There were some design constraints and advice that I gleaned from other Skoolie builds, things like you don’t really want to put your bathroom (and grey and black water tanks) behind the rear axle, due to the bouncing.  Propane tanks should go ahead of the rear axle, due to safety factors in collisions.  Re-using  the frames of the existing bus seats gives DOT rated safety harness points.  There was one seat we removed (just by the side emergency exit door) that had four feet, while all the others had two feet on one side, and were meant to attach the other side to the seat-rail.

So we ended up with these preliminary plans:

With a fold-out master bed and an added rear observation deck.
With a fixed master bed on the port side …
  Our designs went back and forth over those factors and our space, doorway, hatch, and undercarriage limitations and we ended up with this as our final plan:
The annotated final design. (New emergency exit window locations in red)

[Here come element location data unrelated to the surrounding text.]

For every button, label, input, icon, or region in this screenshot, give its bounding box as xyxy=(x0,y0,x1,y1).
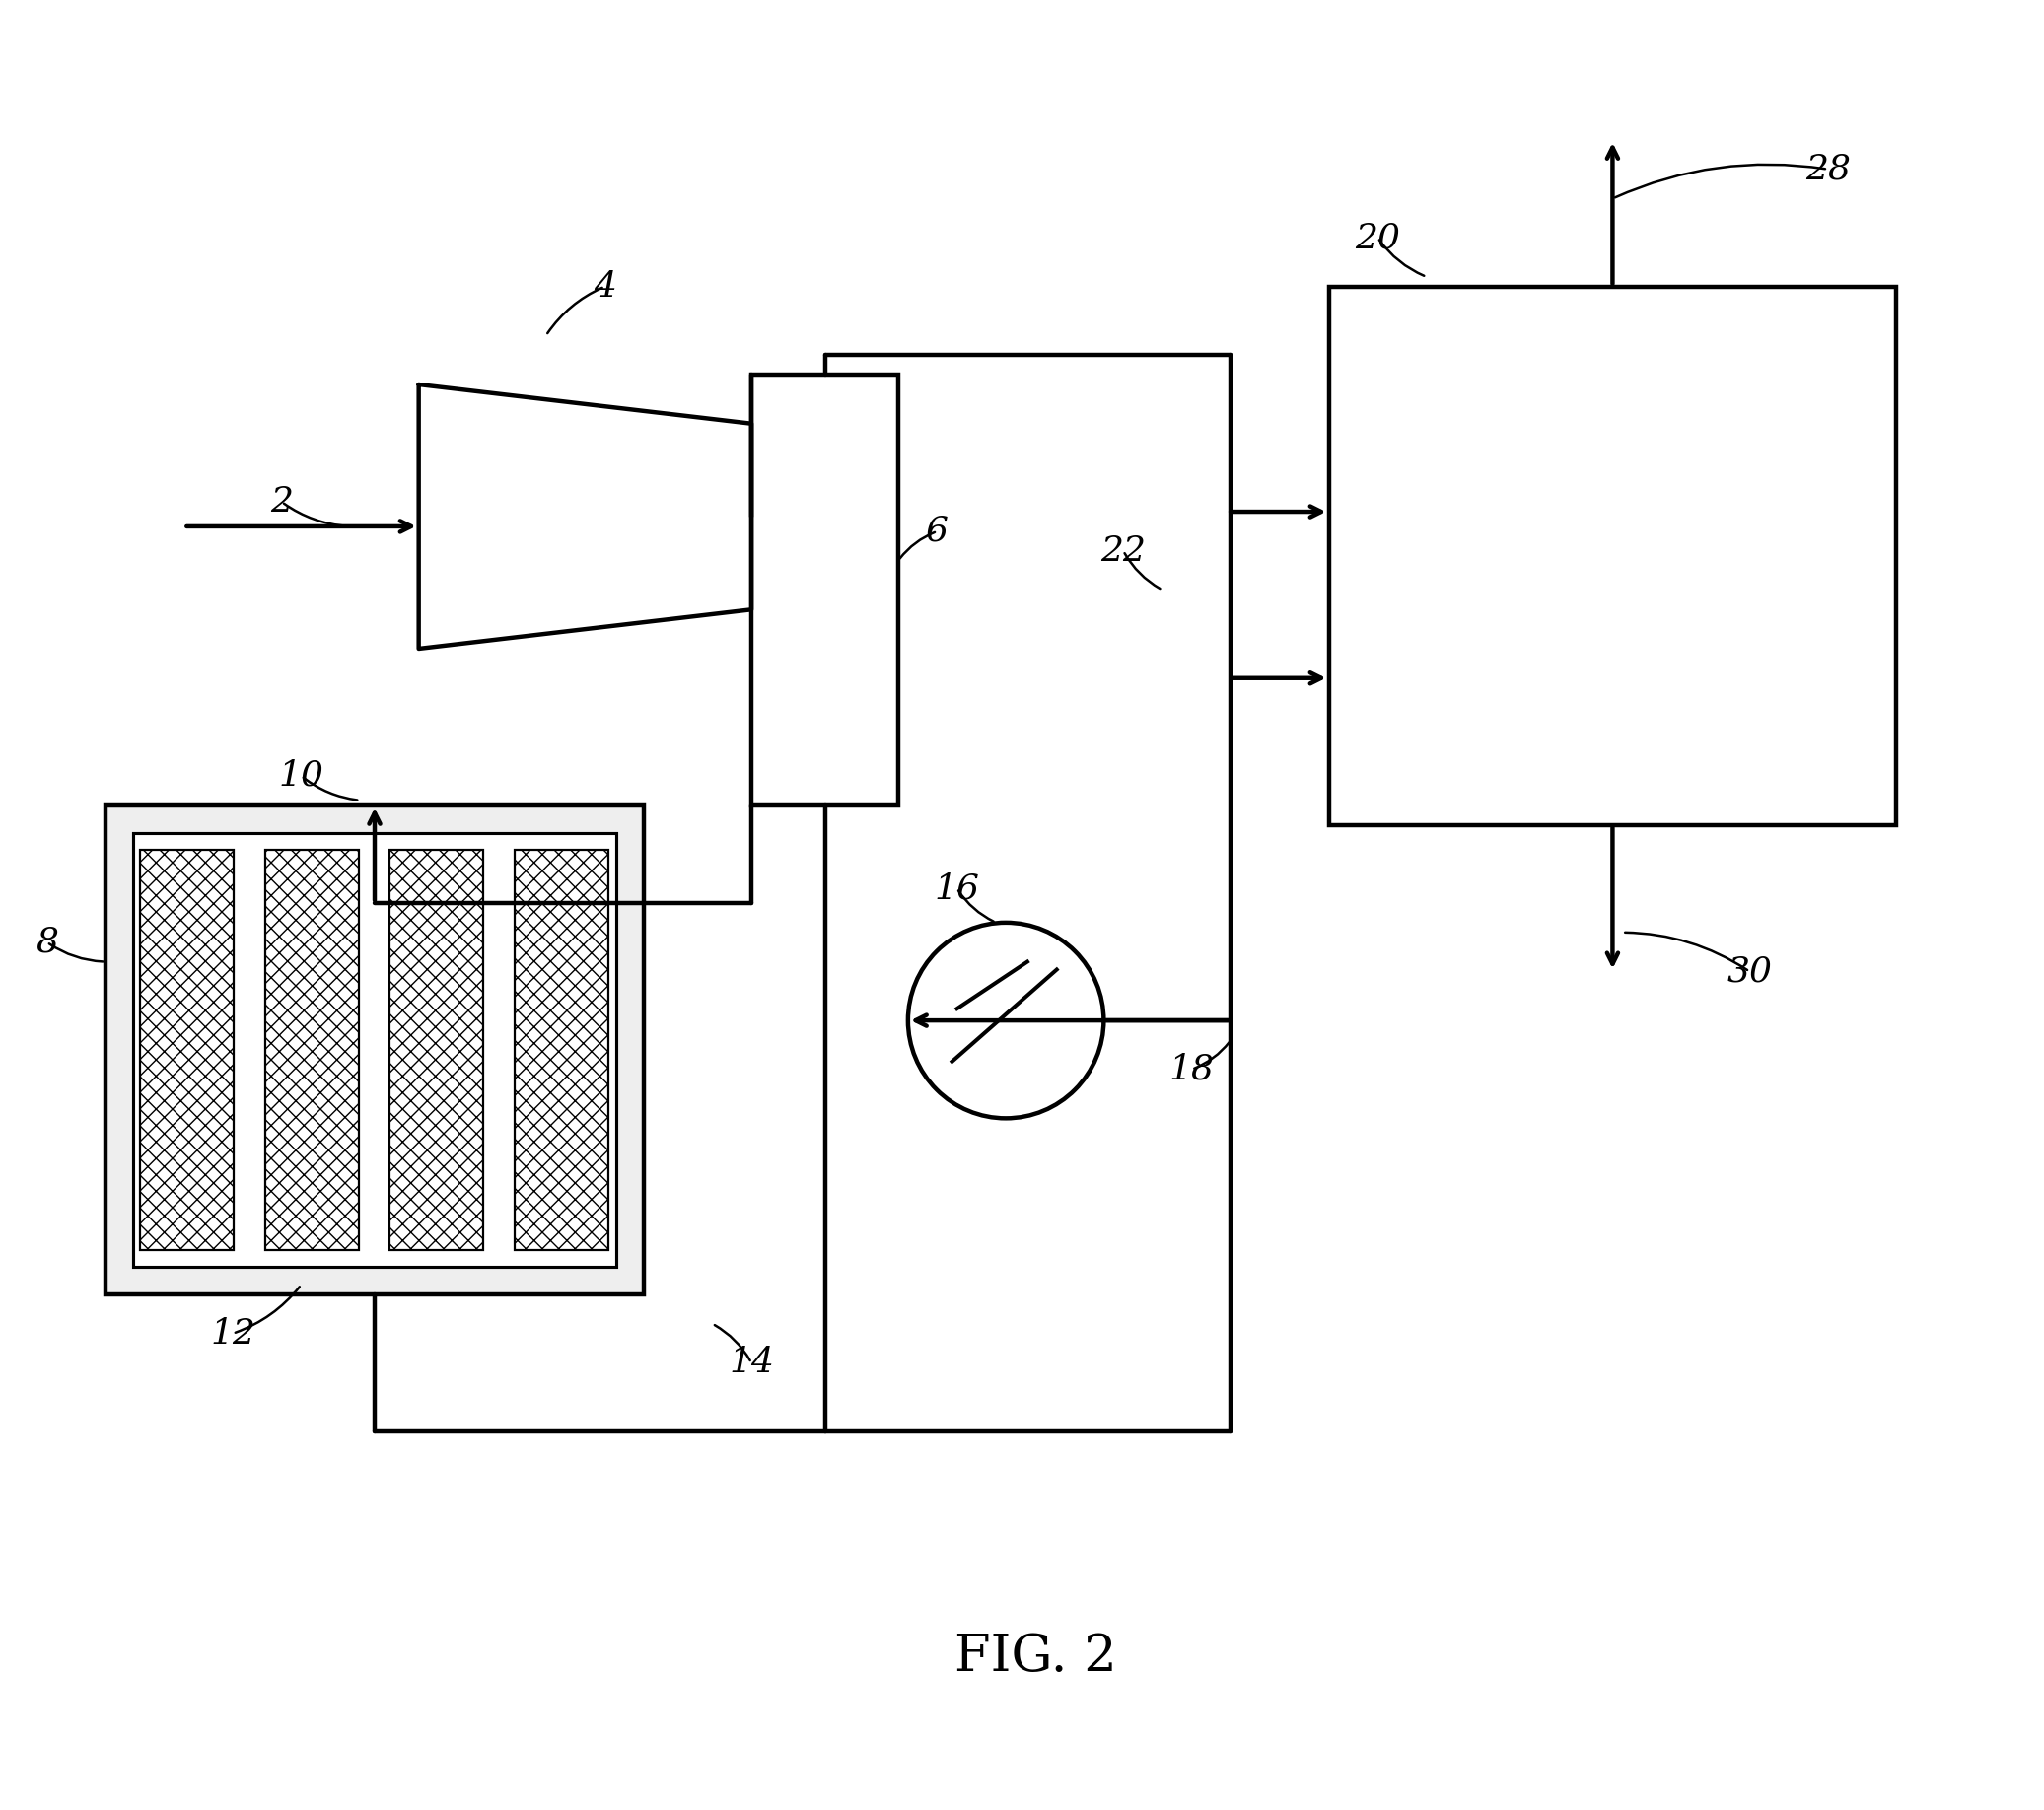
Text: 14: 14 xyxy=(730,1347,775,1379)
Text: 4: 4 xyxy=(593,270,615,304)
Bar xyxy=(266,851,358,1251)
Bar xyxy=(752,375,897,805)
Text: 12: 12 xyxy=(211,1316,256,1350)
Text: 8: 8 xyxy=(35,925,57,959)
Bar xyxy=(139,851,233,1251)
Text: 28: 28 xyxy=(1805,152,1850,186)
Text: 30: 30 xyxy=(1727,954,1772,988)
Text: 20: 20 xyxy=(1355,221,1400,255)
Text: 2: 2 xyxy=(270,485,292,519)
Bar xyxy=(1329,286,1897,825)
Text: 18: 18 xyxy=(1169,1053,1214,1086)
Text: 22: 22 xyxy=(1100,534,1147,568)
Bar xyxy=(515,851,609,1251)
Bar xyxy=(390,851,484,1251)
Bar xyxy=(106,805,644,1294)
Polygon shape xyxy=(419,384,752,648)
Text: 10: 10 xyxy=(278,758,325,793)
Bar xyxy=(133,833,617,1267)
Text: FIG. 2: FIG. 2 xyxy=(955,1631,1116,1681)
Text: 16: 16 xyxy=(934,872,979,905)
Circle shape xyxy=(908,923,1104,1119)
Text: 6: 6 xyxy=(926,514,948,548)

  This new design makes the shower a ‘walk-through’ to get to the side door, and doesn’t indicate the angling of upper areas of the walls (in green) to leave the roof hatches.  The two seats facing each other behind the driver are connected to the side chair rail, while the one that runs along the starboard wall is the one that had four feet.  It allows for a 24″ hallway from front to back and for full measure twin-bed bunks, rather than the extra slim/short RV bunks.
  Now, this isn’t perfect, but it set up the base of what we wanted.  It doesn’t show the locations of any of the water/propane/air tanks, and the fridge size is a bit smaller than what we actually got because of the extra tubing/heat vents on the back.  But it gives an idea of what we’re aiming for in the finished product.